If you're reading this, chances are you're among those who want to join the rank of modern-day Homers and write a movie. In our classes at Gotham Writers' Workshop, we've encountered thousands of people with the same worthy ambition and we've helped many of them achieve this goal. If you hope to break into the movie business, you'll need some combination of imagination, talent, skill, determination, and persistence. Maybe a little luck. Most important, you'll need to write one or more screenplays of outstanding quality. Complete screenplays. Not just ideas to be pitched in plush offices or five-page "treatments" to be developed by established screenwriters. To make it, you need complete screenplays. Of outstanding quality.
This book will help you get there. The focus of this book is on writing scripts for feature filmsmovies that run 90-120 minutes and are designed to be seen without commercial interruption. If you're more interested in writing television movies or short films, some things will be a little different, but most of the craft will be the same. The same is true for animated films, but know that scripts for animated films are almost always developed in-house by a producing organization. If you have not been hired to write your script, then you are a creating a spec screenplay, something you are writing on your own volition in the hope that someone somewhere will buy it. Spec is short for "speculation," such as "speculating in the gold market."
A Visual Medium
If God could do the tricks we do, he'd be a happy man.

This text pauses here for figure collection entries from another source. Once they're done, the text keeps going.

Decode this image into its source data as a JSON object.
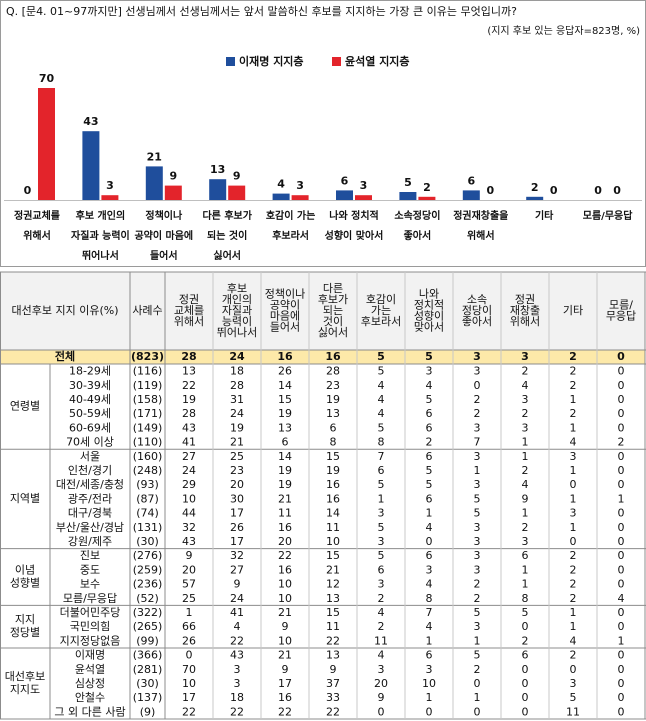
{
  "chart_data": {
    "type": "bar",
    "title": "Q. [문4. 01~97까지만] 선생님께서 선생님께서는 앞서 말씀하신 후보를 지지하는 가장 큰 이유는 무엇입니까?",
    "subtitle": "(지지 후보 있는 응답자=823명, %)",
    "categories": [
      [
        "정권교체를",
        "위해서"
      ],
      [
        "후보 개인의",
        "자질과 능력이",
        "뛰어나서"
      ],
      [
        "정책이나",
        "공약이 마음에",
        "들어서"
      ],
      [
        "다른 후보가",
        "되는 것이",
        "싫어서"
      ],
      [
        "호감이 가는",
        "후보라서"
      ],
      [
        "나와 정치적",
        "성향이 맞아서"
      ],
      [
        "소속정당이",
        "좋아서"
      ],
      [
        "정권재창출을",
        "위해서"
      ],
      [
        "기타"
      ],
      [
        "모름/무응답"
      ]
    ],
    "series": [
      {
        "name": "이재명 지지층",
        "color": "#1f4e9c",
        "values": [
          0,
          43,
          21,
          13,
          4,
          6,
          5,
          6,
          2,
          0
        ]
      },
      {
        "name": "윤석열 지지층",
        "color": "#e3242b",
        "values": [
          70,
          3,
          9,
          9,
          3,
          3,
          2,
          0,
          0,
          0
        ]
      }
    ]
  },
  "table": {
    "corner": "대선후보 지지 이유(%)",
    "n_header": "사례수",
    "columns": [
      [
        "정권",
        "교체를",
        "위해서"
      ],
      [
        "후보",
        "개인의",
        "자질과",
        "능력이",
        "뛰어나서"
      ],
      [
        "정책이나",
        "공약이",
        "마음에",
        "들어서"
      ],
      [
        "다른",
        "후보가",
        "되는",
        "것이",
        "싫어서"
      ],
      [
        "호감이",
        "가는",
        "후보라서"
      ],
      [
        "나와",
        "정치적",
        "성향이",
        "맞아서"
      ],
      [
        "소속",
        "정당이",
        "좋아서"
      ],
      [
        "정권",
        "재창출",
        "위해서"
      ],
      [
        "기타"
      ],
      [
        "모름/",
        "무응답"
      ]
    ],
    "total": {
      "label": "전체",
      "n": "(823)",
      "values": [
        28,
        24,
        16,
        16,
        5,
        5,
        3,
        3,
        2,
        0
      ]
    },
    "groups": [
      {
        "label": [
          "연령별"
        ],
        "rows": [
          {
            "label": "18-29세",
            "n": "(116)",
            "values": [
              13,
              18,
              26,
              28,
              5,
              3,
              3,
              2,
              2,
              0
            ]
          },
          {
            "label": "30-39세",
            "n": "(119)",
            "values": [
              22,
              28,
              14,
              23,
              4,
              4,
              0,
              4,
              2,
              0
            ]
          },
          {
            "label": "40-49세",
            "n": "(158)",
            "values": [
              19,
              31,
              15,
              19,
              4,
              5,
              2,
              3,
              1,
              0
            ]
          },
          {
            "label": "50-59세",
            "n": "(171)",
            "values": [
              28,
              24,
              19,
              13,
              4,
              6,
              2,
              2,
              2,
              0
            ]
          },
          {
            "label": "60-69세",
            "n": "(149)",
            "values": [
              43,
              19,
              13,
              6,
              5,
              6,
              3,
              3,
              1,
              0
            ]
          },
          {
            "label": "70세 이상",
            "n": "(110)",
            "values": [
              41,
              21,
              6,
              8,
              8,
              2,
              7,
              1,
              4,
              2
            ]
          }
        ]
      },
      {
        "label": [
          "지역별"
        ],
        "rows": [
          {
            "label": "서울",
            "n": "(160)",
            "values": [
              27,
              25,
              14,
              15,
              7,
              6,
              3,
              1,
              3,
              0
            ]
          },
          {
            "label": "인천/경기",
            "n": "(248)",
            "values": [
              24,
              23,
              19,
              19,
              6,
              5,
              1,
              2,
              1,
              0
            ]
          },
          {
            "label": "대전/세종/충청",
            "n": "(93)",
            "values": [
              29,
              20,
              19,
              16,
              5,
              5,
              3,
              4,
              0,
              0
            ]
          },
          {
            "label": "광주/전라",
            "n": "(87)",
            "values": [
              10,
              30,
              21,
              16,
              1,
              6,
              5,
              9,
              1,
              1
            ]
          },
          {
            "label": "대구/경북",
            "n": "(74)",
            "values": [
              44,
              17,
              11,
              14,
              3,
              1,
              5,
              1,
              3,
              0
            ]
          },
          {
            "label": "부산/울산/경남",
            "n": "(131)",
            "values": [
              32,
              26,
              16,
              11,
              5,
              4,
              3,
              2,
              1,
              0
            ]
          },
          {
            "label": "강원/제주",
            "n": "(30)",
            "values": [
              43,
              17,
              20,
              10,
              3,
              0,
              3,
              3,
              0,
              0
            ]
          }
        ]
      },
      {
        "label": [
          "이념",
          "성향별"
        ],
        "rows": [
          {
            "label": "진보",
            "n": "(276)",
            "values": [
              9,
              32,
              22,
              15,
              5,
              6,
              3,
              6,
              2,
              0
            ]
          },
          {
            "label": "중도",
            "n": "(259)",
            "values": [
              20,
              27,
              16,
              21,
              6,
              3,
              3,
              1,
              2,
              0
            ]
          },
          {
            "label": "보수",
            "n": "(236)",
            "values": [
              57,
              9,
              10,
              12,
              3,
              4,
              2,
              1,
              2,
              0
            ]
          },
          {
            "label": "모름/무응답",
            "n": "(52)",
            "values": [
              25,
              24,
              10,
              13,
              2,
              8,
              2,
              8,
              2,
              4
            ]
          }
        ]
      },
      {
        "label": [
          "지지",
          "정당별"
        ],
        "rows": [
          {
            "label": "더불어민주당",
            "n": "(322)",
            "values": [
              1,
              41,
              21,
              15,
              4,
              7,
              5,
              5,
              1,
              0
            ]
          },
          {
            "label": "국민의힘",
            "n": "(265)",
            "values": [
              66,
              4,
              9,
              11,
              2,
              4,
              3,
              0,
              1,
              0
            ]
          },
          {
            "label": "지지정당없음",
            "n": "(99)",
            "values": [
              26,
              22,
              10,
              22,
              11,
              1,
              1,
              2,
              4,
              1
            ]
          }
        ]
      },
      {
        "label": [
          "대선후보",
          "지지도"
        ],
        "rows": [
          {
            "label": "이재명",
            "n": "(366)",
            "values": [
              0,
              43,
              21,
              13,
              4,
              6,
              5,
              6,
              2,
              0
            ]
          },
          {
            "label": "윤석열",
            "n": "(281)",
            "values": [
              70,
              3,
              9,
              9,
              3,
              3,
              2,
              0,
              0,
              0
            ]
          },
          {
            "label": "심상정",
            "n": "(30)",
            "values": [
              10,
              3,
              17,
              37,
              20,
              10,
              0,
              0,
              3,
              0
            ]
          },
          {
            "label": "안철수",
            "n": "(137)",
            "values": [
              17,
              18,
              16,
              33,
              9,
              1,
              1,
              0,
              5,
              0
            ]
          },
          {
            "label": "그 외 다른 사람",
            "n": "(9)",
            "values": [
              22,
              22,
              22,
              22,
              0,
              0,
              0,
              0,
              11,
              0
            ]
          }
        ]
      }
    ]
  }
}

Eli Cross, a megalomaniacal movie director in The Stunt Man
Film is a visual medium. That's the first thing you need to know. In prose, it's all about the words. In film, the image dominates. When you think of a movie, you see an image in your mind.
A woman swimming in moonlight jerked underwater by an unseen force. (Jaws)

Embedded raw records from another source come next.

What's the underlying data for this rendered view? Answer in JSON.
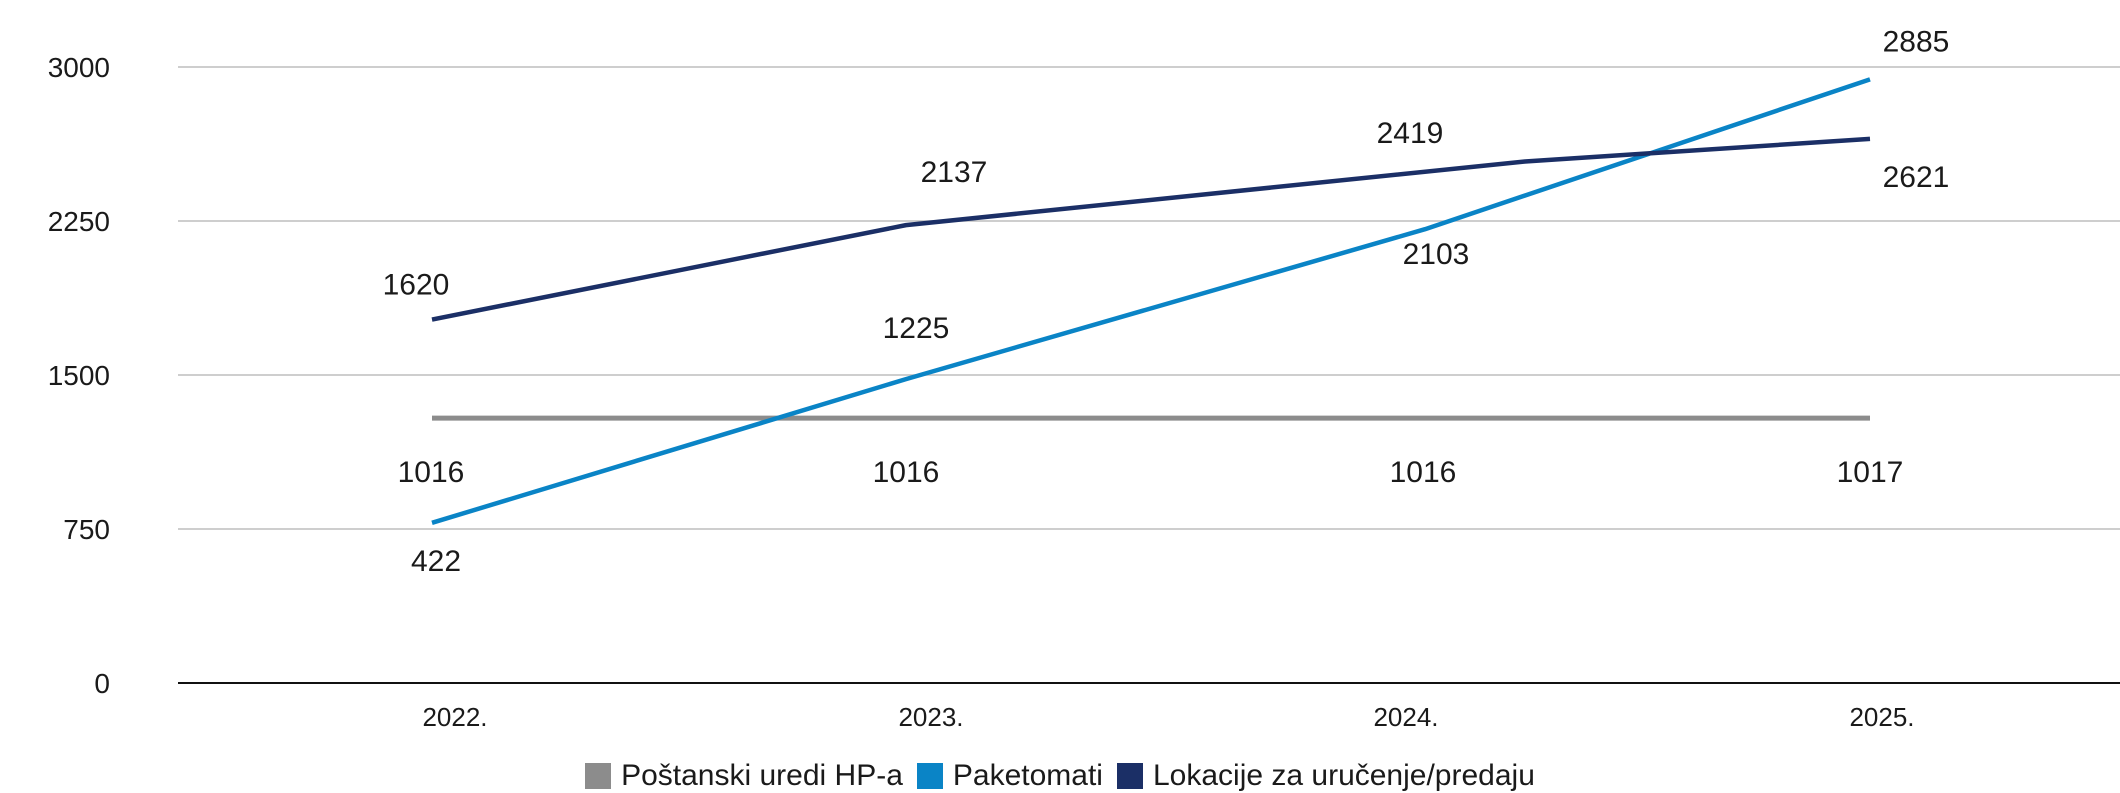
{
  "chart_data": {
    "type": "line",
    "title": "",
    "xlabel": "",
    "ylabel": "",
    "categories": [
      "2022.",
      "2023.",
      "2024.",
      "2025."
    ],
    "ylim": [
      0,
      3000
    ],
    "yticks": [
      "0",
      "750",
      "1500",
      "2250",
      "3000"
    ],
    "grid": true,
    "legend_position": "bottom",
    "series": [
      {
        "name": "Poštanski uredi HP-a",
        "color": "#8c8c8c",
        "values": [
          1016,
          1016,
          1016,
          1017
        ],
        "plot_values": [
          1290,
          1290,
          1290,
          1290
        ]
      },
      {
        "name": "Paketomati",
        "color": "#0a84c6",
        "values": [
          422,
          1225,
          2103,
          2885
        ],
        "plot_values": [
          780,
          1480,
          2210,
          2940
        ]
      },
      {
        "name": "Lokacije za uručenje/predaju",
        "color": "#1b2f66",
        "values": [
          1620,
          2137,
          2419,
          2621
        ],
        "plot_values": [
          1770,
          2230,
          2540,
          2650
        ]
      }
    ]
  }
}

A bumbling detective covering his privates with a guitar as he investigates a nudist colony. (A Shot in the Dark)
A lounge singer in a slit dress slithering across a grand piano. (The Fabulous Baker Boys)
A girl with fire-colored hair racing through streets to save her boyfriend's life. (Run Lola Run)
A twister spinning a house high above the Kansas plains. (The Wizard of Oz)
A Greek hero slashing his sword at the seven heads of a ferociously writhing hydra. (Jason and the Argonauts)
A grownup son and his father playing catch on a celestially lit baseball field. (Field of Dreams)
Go ahead, think of a favorite movie, right now. What happens?
These images can imprint themselves deeply on our psyches. A personal example. On a Saturday afternoon, when I was around five years old, I gathered around the TV with some older kids to watch a horror movie, The Tingler. (Bad idea.) I remember only one thing about that movie, but it's an image I will never shake. A deaf-mute lady was lying in bed when this evil person entered the room with the intention of harming her. Terror overtook the lady's face and although she tried to scream, she couldn't get the scream out. Now, nobody considers The Tingler a great horror movie and I might find the whole thing laughable if I watched it today, but let me tell you, that image chilled me to the core. In my mind's eye, I couldn't stop seeing that woman trying to scream! The image gave me nightmares for the better part of a year.
Reading prose fiction is largely an internal experience; we slip into the minds of the characters and envision our own pictures from the words. In film the reverse is true. We experience a movie from the outside in. We ride along with the visuals and they lead us toward our inner thoughts and sensations and emotions.